About 7 a.m., as I was still making my way back through the traffic towards our guns, it was reported that enemy cavalry patrols had been seen to the north of the road, and that shots had been exchanged. For a moment there was some panic and confusion, but a scheme of defence was quickly organised. No one had supposed that they could yet be so near. I found Bixio rallying some Infantrymen, with eloquent words and great gestures, and an Italian Infantry Major, calm and smiling, was putting out a screen of machine gunners and riflemen across the road itself and along a hedge five hundred yards to the north of it. All was in readiness for putting our guns completely out of action. There would be nothing else to do, if the enemy appeared, for we had no gun ammunition, and it was impossible to get on, until the whole traffic block in front of us had been shifted forward. But I told Bixio that I should do nothing to the guns, unless there was some evidence that the enemy was really approaching with a superiority of force over our own.
The enemy, however, did not at that time reappear and the best bit of hustling traffic management that I had yet witnessed during the retreat, now took place.

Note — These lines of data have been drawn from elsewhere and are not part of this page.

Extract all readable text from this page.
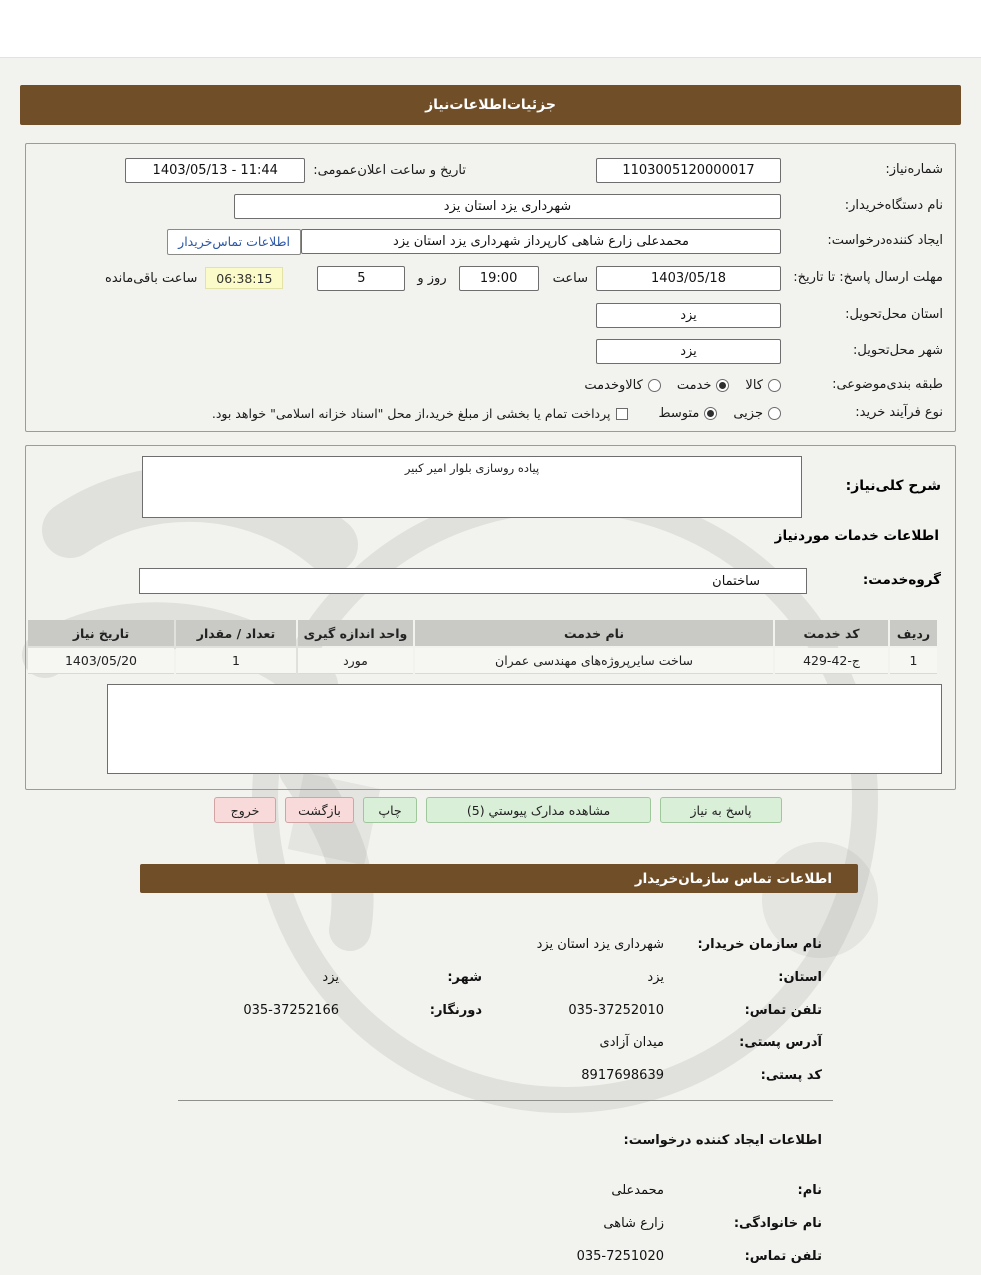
جزئیات‌اطلاعات‌نیاز
شماره‌نیاز:
1103005120000017
تاریخ و ساعت اعلان‌عمومی:
1403/05/13 - 11:44
نام دستگاه‌خریدار:
شهرداری یزد استان یزد
ایجاد کننده‌درخواست:
محمدعلی زارع شاهی کارپرداز شهرداری یزد استان یزد
اطلاعات تماس‌خریدار
مهلت ارسال پاسخ: تا تاریخ:
1403/05/18
ساعت
19:00
روز و
5
06:38:15
ساعت باقی‌مانده
استان محل‌تحویل:
یزد
شهر محل‌تحویل:
یزد
طبقه بندی‌موضوعی:
کالا
خدمت
کالاوخدمت
نوع فرآیند خرید:
جزیی
متوسط
پرداخت تمام یا بخشی از مبلغ خرید،از محل "اسناد خزانه اسلامی" خواهد بود.
شرح کلی‌نیاز:
پیاده روسازی بلوار امیر کبیر
اطلاعات خدمات موردنیاز
گروه‌خدمت:
ساختمان
ردیف	کد خدمت	نام خدمت	واحد اندازه گیری	تعداد / مقدار	تاریخ نیاز
1	ج-42-429	ساخت سایرپروژه‌های مهندسی عمران	مورد	1	1403/05/20
پاسخ به نیاز
مشاهده مدارک پیوستي (5)
چاپ
بازگشت
خروج
اطلاعات تماس سازمان‌خریدار
نام سازمان خریدار:
شهرداری یزد استان یزد
استان:
یزد
شهر:
یزد
تلفن تماس:
035-37252010
دورنگار:
035-37252166
آدرس پستی:
میدان آزادی
کد پستی:
8917698639
اطلاعات ایجاد کننده درخواست:
نام:
محمدعلی
نام خانوادگی:
زارع شاهی
تلفن تماس:
035-7251020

The northern road was at last clear at Latisana, and the authorities turned their attention to us. A breakdown gang appeared and a number of new tractors and lorries with refills of petrol. Civilian carts whose drivers remained, were ordered to drive on, those which had been abandoned were overturned to one side into the ditches, and dead horses and wreckage due to bombing or the brief moments of panic were likewise thrust off the road. Relays of fresh drivers took over all the lorries and tractors which would still go. The rest went into the ditch on top of the dead horses and derelict carts. The heavier loads which single tractors had been pulling were split up between two or more. In a surprisingly short time the whole mass began to move.

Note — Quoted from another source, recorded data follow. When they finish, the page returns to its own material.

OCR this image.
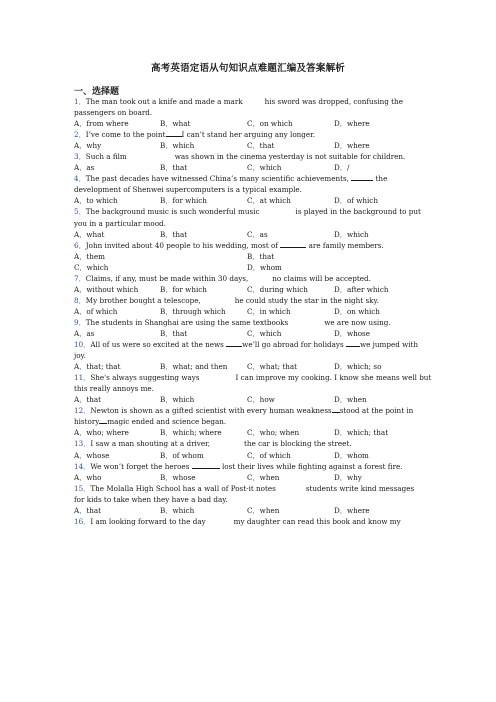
高考英语定语从句知识点难题汇编及答案解析
一、选择题
1．The man took out a knife and made a mark	his sword was dropped, confusing the
passengers on board.
A．from where	B．what	C．on which	D．where
2．I’ve come to the point I can’t stand her arguing any longer.
A．why	B．which	C．that	D．where
3．Such a film	was shown in the cinema yesterday is not suitable for children.
A．as	B．that	C．which	D．/
4．The past decades have witnessed China’s many scientific achievements,	the
development of Shenwei supercomputers is a typical example.
A．to which	B．for which	C．at which	D．of which
5．The background music is such wonderful music	is played in the background to put
you in a particular mood.
A．what	B．that	C．as	D．which
6．John invited about 40 people to his wedding, most of	are family members.
A．them	B．that
C．which	D．whom
7．Claims, if any, must be made within 30 days,	no claims will be accepted.
A．without which	B．for which	C．during which	D．after which
8．My brother bought a telescope,	he could study the star in the night sky.
A．of which	B．through which	C．in which	D．on which
9．The students in Shanghai are using the same textbooks	we are now using.
A．as	B．that	C．which	D．whose
10．All of us were so excited at the news	we’ll go abroad for holidays we jumped with
joy.
A．that; that	B．what; and then	C．what; that	D．which; so
11．She's always suggesting ways	I can improve my cooking. I know she means well but
this really annoys me.
A．that	B．which	C．how	D．when
12．Newton is shown as a gifted scientist with every human weakness stood at the point in
history magic ended and science began.
A．who; where	B．which; where	C．who; when	D．which; that
13．I saw a man shouting at a driver,	the car is blocking the street.
A．whose	B．of whom	C．of which	D．whom
14．We won’t forget the heroes	lost their lives while fighting against a forest fire.
A．who	B．whose	C．when	D．why
15．The Molalla High School has a wall of Post-it notes	students write kind messages
for kids to take when they have a bad day.
A．that	B．which	C．when	D．where
16．I am looking forward to the day	my daughter can read this book and know my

Here I parted from Medola, who had been a very good friend to us. Our three guns got a new tractor to themselves and I got up beside the driver. And so at last we entered Latisana. Our new driver was immensely enthusiastic, but very excited. He told me that he had had two brothers killed in the war and had applied, when the retreat began, to be transferred from Mechanical Transport to the Infantry. That morning, he said, he had heard General Pettiti, who was our Army Corps Commander, give the order that all the British Batteries must first be got across the river and only then the Italian. I said that I saw no good reason for this preference, but that anyhow he was driving the last three British guns. This pleased him tremendously. By now I was wrapped up in a new and dry Italian blanket, which I had taken from an abandoned cart by the roadside.

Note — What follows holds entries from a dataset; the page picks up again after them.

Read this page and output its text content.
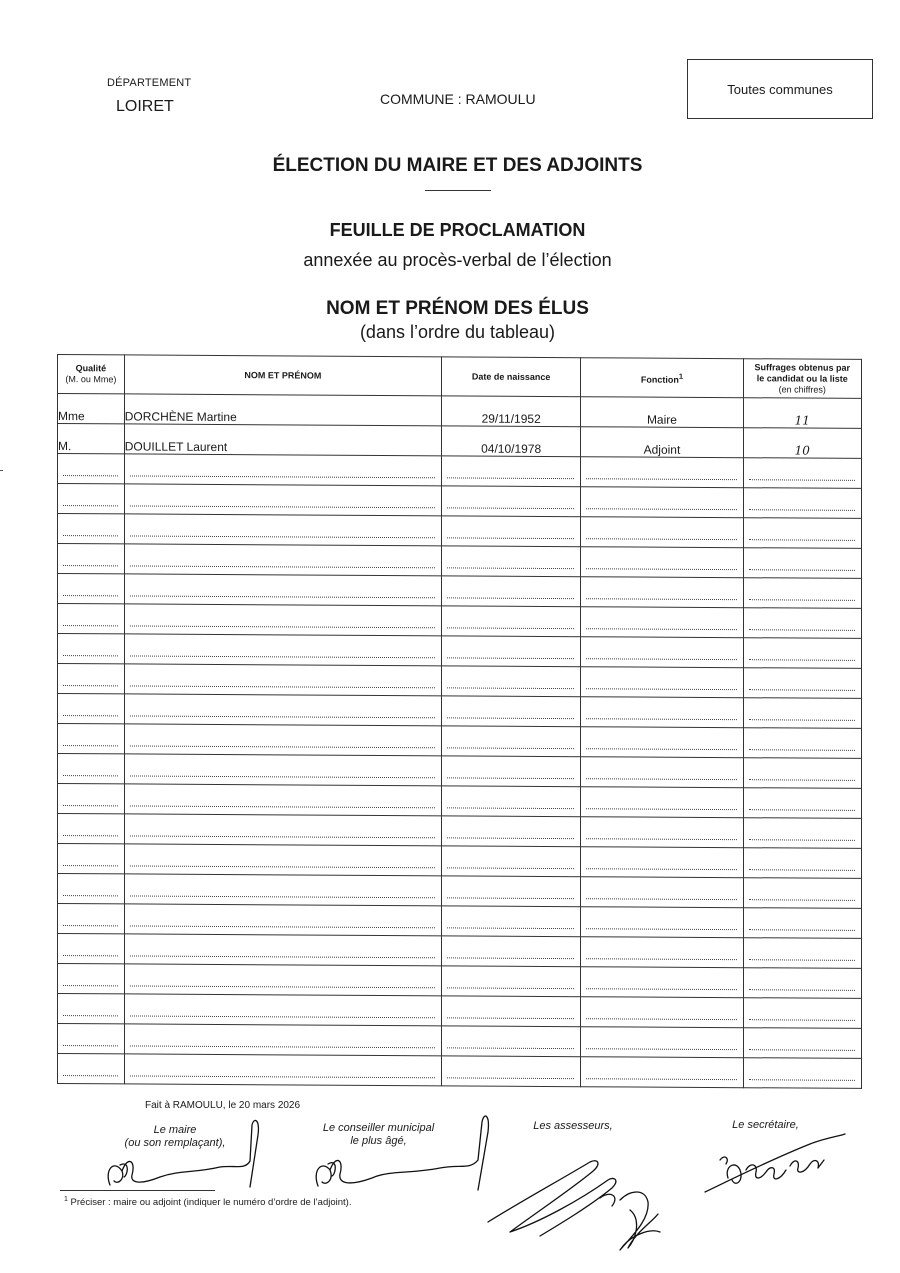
DÉPARTEMENT
LOIRET	COMMUNE : RAMOULU
Toutes communes
ÉLECTION DU MAIRE ET DES ADJOINTS
FEUILLE DE PROCLAMATION
annexée au procès-verbal de l’élection
NOM ET PRÉNOM DES ÉLUS
(dans l’ordre du tableau)
Qualité
(M. ou Mme)	NOM ET PRÉNOM	Date de naissance	Fonction$^1$	Suffrages obtenus par
le candidat ou la liste
(en chiffres)
Mme	DORCHÈNE Martine	29/11/1952	Maire	11
M.	DOUILLET Laurent	04/10/1978	Adjoint	10

Fait à RAMOULU, le 20 mars 2026
Le maire
(ou son remplaçant),
Le conseiller municipal
le plus âgé,
Les assesseurs,	Le secrétaire,
$^1$ Préciser : maire ou adjoint (indiquer le numéro d’ordre de l’adjoint).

Our tractor, less enthusiastic than its driver, broke down continually. It was rumoured that the bridge had been blown up already, and there were wild screams of despair from a crowd of women, who came running past us. At last we turned the last corner and came in sight of the Tagliamento. The bridge was still intact. Italian Generals were rushing to and fro, gesticulating, giving orders. General Pettiti sent a special orderly to ask me if mine were the last British guns. I told him yes. Our tractor broke down three times on the bridge itself. But at last we were over. One of our party had an Italian flag and waved it and cried "Viva l'Italia!" Not long after, the bridge went up, with an explosion that could be heard for miles around.